Selbstkalibrierende Miniaturfixpunkt-Thermometer für den Kraftwerkseinsatz

Projektnummer 247

Eine Erhöhung des Wirkungsgrades von Wärmekraftwerken durch höhere Drücke und Temperaturen des Heißdampfes ermöglicht eine bessere Ausnutzung der eingesetzten fossilen Brennstoffe und eine Verringerung der CO2-Emissionen. Überschreitungen der materialtechnisch zulässigen maximalen Dampftemperaturen verringern aber signifikant die Lebensdauer der Kraftwerksanlagen.

Hauptziel des Forschungsthemas ist es, Grundlagen für industrietaugliche Temperaturmesssysteme in Kraftwerken mit Messunsicherheiten < 1 K zu schaffen. Das soll über ein in-situ-Kalibrierverfahren für eingebaute Thermoelemente und die nachfolgende Mess- und Verarbeitungskette unter Betriebsbedingungen erreicht werden.

Basis dafür ist die Verwendung von Miniatur-Fixpunktzellen, die direkt in ein Thermoelement integriert werden. Durchläuft dessen Temperatur die Schmelz- bzw. Erstarrungstemperatur des Fixpunktmaterials, entsteht ein charakteristischer Temperatur- bzw. Thermospannungs-Zeit-Verlauf. Dieser kann zur automatischen Rekalibrierung des Thermoelementes und der gesamten nachfolgenden Messkette benutzt werden.

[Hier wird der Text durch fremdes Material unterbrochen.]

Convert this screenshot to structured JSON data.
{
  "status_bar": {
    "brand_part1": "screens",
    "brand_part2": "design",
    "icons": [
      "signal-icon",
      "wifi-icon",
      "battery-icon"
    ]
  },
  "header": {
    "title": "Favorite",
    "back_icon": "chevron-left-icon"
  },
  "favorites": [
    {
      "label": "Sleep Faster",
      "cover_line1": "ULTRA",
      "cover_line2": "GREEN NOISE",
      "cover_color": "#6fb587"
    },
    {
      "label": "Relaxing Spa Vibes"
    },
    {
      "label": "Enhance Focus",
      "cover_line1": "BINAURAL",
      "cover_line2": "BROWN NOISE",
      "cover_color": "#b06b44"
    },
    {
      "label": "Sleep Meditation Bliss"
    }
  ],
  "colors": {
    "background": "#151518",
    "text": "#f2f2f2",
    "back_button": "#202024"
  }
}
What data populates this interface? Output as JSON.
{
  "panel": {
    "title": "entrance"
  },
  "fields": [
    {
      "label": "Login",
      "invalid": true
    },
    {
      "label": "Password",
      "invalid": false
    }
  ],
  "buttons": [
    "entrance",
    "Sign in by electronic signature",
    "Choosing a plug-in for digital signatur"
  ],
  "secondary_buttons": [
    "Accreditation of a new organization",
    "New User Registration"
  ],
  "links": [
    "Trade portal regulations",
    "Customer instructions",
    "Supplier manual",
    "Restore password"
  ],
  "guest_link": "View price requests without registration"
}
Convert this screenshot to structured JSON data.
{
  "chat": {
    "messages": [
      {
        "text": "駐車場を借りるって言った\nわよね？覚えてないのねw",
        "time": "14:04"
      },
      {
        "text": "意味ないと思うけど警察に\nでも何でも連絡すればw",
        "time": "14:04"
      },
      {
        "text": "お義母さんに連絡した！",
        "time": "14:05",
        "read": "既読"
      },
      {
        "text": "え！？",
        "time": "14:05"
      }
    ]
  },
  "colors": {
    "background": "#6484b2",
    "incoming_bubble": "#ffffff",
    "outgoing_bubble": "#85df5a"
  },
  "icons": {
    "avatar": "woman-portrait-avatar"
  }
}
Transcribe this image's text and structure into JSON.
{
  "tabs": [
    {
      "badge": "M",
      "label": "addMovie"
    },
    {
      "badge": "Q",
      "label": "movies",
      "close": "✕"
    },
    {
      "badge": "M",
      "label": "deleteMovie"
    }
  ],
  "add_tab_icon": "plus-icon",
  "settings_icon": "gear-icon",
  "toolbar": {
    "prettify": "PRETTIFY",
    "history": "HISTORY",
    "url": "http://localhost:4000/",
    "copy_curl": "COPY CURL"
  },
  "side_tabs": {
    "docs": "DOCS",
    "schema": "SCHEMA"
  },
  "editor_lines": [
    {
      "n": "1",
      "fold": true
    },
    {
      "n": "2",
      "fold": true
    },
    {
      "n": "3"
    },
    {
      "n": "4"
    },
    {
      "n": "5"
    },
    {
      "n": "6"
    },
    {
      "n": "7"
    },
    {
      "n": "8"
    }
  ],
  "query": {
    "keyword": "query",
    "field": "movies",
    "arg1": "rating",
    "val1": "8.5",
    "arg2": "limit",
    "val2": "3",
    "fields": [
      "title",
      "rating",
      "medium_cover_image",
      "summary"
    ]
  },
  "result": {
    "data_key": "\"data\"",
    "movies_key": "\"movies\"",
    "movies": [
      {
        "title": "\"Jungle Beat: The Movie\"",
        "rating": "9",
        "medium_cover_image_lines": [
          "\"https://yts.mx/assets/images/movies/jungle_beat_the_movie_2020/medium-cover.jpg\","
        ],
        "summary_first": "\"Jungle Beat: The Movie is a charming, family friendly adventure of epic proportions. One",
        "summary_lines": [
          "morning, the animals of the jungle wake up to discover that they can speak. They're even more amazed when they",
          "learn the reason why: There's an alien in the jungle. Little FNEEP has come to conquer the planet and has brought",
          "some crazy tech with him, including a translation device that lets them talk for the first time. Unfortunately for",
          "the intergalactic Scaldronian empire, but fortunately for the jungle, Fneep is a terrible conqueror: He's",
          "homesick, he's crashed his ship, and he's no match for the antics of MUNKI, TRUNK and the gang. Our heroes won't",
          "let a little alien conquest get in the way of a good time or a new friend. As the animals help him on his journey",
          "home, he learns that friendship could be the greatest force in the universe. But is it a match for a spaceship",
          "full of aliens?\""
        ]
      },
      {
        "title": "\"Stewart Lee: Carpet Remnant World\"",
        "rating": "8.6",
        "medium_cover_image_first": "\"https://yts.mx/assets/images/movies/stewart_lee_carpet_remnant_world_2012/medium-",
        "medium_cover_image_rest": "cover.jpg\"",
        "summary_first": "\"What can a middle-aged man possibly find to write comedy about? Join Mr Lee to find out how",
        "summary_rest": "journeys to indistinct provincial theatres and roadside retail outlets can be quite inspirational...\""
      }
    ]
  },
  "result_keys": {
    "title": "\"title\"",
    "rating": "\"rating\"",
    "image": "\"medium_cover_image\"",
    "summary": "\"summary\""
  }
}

Entsprechend den genannten Zielstellungen sind folgende Arbeitsaufgaben und -schritte vorgesehen:

  1. Neukonstruktion einer optimierten Miniaturfixpunktzelle,
  2. Entwicklung eines neuen Sensorprinzips zur gleichzeitigen kontinuierlichen Messung der Dampftemperatur,
  3. Temperatur-Zeit-lineare Steuerung der Miniaturfixpunkt-Heizung,
  4. Langzeituntersuchungen der Kalibrierunsicherheit und des Materialverhaltens über zwei Jahre,
  5. Entwicklung von Überwachungs- und Selbstdiagnoseverfahren sowie zur Optimierung der Auswerte-, Rekalibrier- und Steueralgorithmen.
  6. Entwicklung der Grundbausteine und der Grundlagenalgorithmen für einen komplexen Messumformer,
  7. Aufbau und Erprobung mehrerer komplexer Messumformer (Funktionsmuster) für Miniaturfixpunkt-Thermometer.

Das Projekt wurde von Juni 2003 bis Juli 2005 vom Institut für Prozessmess- und Sensortechnik der TU Ilmenau unter der Leitung von Dr. Frank Bernhard durchgeführt und aus Mitteln des BMWA über die Arbeitsgemeinschaft industrieller Forschungsvereinigungen (AiF) finanziert. Eine Arbeitsgruppe des Arbeitskreises "Leit- und Informationstechnik" begleitete die Untersuchungen fachlich.